Nous retrouvâmes dans la matinée un groupe de quelques jeunes qui ne m'inspiraient pas vraiment confiance, comme à peu près tous les garçons que j'avais rencontrés depuis que je travaillais pour M. Scott.

— Vous en avez beaucoup ? demanda Charlie.

— Un bon paquet, répondit l'un des adolescents, un grand type aux épaules carrées.

Celui-ci sortit de son sac à dos un sachet transparent contenant une fine poudre blanche.

— Mêmes adresses que d'habitude ? fit Charlie s'en emparant.

— Ouais.

Quelques billets furent échangés, Charlie rangea le sachet de poudre au fond de son sac et nous repartîmes après un simple hochement de tête en guise d'au revoir. J'avais compris qu'il ne fallait pas traîner, et il était évident que le rendez-vous avait été précautionneusement fixé dans un endroit discret.

« Ne me dis pas que c'est de la drogue », dis-je à Charlie tandis que nous nous éloignions.

Il arqua un sourcil, probablement parce qu'il n'avait pas compris mes signes.

Je pointai d'une main énervée la poche de son sac où se trouvait le petit colis.

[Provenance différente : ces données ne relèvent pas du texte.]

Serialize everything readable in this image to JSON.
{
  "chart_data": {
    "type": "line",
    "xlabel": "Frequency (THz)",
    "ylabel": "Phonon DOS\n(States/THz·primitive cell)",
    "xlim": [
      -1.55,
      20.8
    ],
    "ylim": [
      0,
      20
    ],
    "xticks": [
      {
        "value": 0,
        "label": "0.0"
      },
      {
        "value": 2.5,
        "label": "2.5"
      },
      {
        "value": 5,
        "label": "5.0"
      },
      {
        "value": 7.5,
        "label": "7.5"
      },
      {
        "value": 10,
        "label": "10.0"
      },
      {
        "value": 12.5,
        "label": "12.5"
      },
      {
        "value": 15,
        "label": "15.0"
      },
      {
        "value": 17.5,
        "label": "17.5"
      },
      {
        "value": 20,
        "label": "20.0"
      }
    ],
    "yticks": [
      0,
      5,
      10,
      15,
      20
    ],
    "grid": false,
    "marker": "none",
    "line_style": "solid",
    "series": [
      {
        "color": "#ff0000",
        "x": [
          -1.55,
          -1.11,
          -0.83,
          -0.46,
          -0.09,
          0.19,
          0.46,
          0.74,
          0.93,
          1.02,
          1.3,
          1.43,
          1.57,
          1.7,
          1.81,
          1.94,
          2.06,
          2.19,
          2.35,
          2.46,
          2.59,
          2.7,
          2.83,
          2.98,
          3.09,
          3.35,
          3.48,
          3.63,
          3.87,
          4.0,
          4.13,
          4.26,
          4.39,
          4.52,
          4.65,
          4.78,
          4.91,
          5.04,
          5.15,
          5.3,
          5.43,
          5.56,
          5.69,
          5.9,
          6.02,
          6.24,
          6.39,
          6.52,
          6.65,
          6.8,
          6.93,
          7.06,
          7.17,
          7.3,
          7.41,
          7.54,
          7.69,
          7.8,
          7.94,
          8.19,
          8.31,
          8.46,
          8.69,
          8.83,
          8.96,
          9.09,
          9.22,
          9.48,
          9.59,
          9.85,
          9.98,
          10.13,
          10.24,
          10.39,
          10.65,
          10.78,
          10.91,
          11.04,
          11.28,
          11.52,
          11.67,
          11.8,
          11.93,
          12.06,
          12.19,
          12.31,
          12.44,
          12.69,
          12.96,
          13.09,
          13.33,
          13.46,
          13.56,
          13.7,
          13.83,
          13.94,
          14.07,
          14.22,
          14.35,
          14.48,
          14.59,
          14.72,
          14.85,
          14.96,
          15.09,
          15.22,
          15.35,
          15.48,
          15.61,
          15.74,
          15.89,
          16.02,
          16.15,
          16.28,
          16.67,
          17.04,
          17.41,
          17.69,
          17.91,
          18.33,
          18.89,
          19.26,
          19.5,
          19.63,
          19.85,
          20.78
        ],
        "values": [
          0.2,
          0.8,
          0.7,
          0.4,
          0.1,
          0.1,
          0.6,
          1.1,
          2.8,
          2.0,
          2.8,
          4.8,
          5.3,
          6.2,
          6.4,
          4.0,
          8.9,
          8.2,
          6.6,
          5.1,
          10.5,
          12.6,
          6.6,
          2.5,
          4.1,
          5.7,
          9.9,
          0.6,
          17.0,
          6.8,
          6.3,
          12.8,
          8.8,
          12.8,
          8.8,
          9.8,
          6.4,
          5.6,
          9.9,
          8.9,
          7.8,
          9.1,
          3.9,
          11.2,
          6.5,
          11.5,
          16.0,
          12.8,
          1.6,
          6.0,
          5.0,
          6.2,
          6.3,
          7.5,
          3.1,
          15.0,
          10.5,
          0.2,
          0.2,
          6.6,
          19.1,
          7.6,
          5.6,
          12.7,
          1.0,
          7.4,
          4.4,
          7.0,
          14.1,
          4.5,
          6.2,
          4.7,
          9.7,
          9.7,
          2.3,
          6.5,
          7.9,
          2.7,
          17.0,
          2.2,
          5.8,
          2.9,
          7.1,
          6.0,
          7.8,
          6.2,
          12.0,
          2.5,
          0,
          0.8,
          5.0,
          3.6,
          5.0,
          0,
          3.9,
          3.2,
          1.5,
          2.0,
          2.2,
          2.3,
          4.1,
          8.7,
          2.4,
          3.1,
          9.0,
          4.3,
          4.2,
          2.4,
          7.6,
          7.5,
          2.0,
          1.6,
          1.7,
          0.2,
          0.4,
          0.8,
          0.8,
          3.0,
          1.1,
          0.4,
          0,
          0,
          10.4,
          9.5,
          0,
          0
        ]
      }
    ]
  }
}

— Qu'est-ce que tu veux que ce soit ? lâcha-t-il comme s'il n'y avait rien de plus logique. De la coke !

Je cessai net de marcher. Il se retourna vers moi en fronçant les sourcils.

« Ça ne suffisait pas de voler, de violer toutes les lois, il faut en plus qu'on transporte de la drogue ! » fis-je, complètement hors de moi.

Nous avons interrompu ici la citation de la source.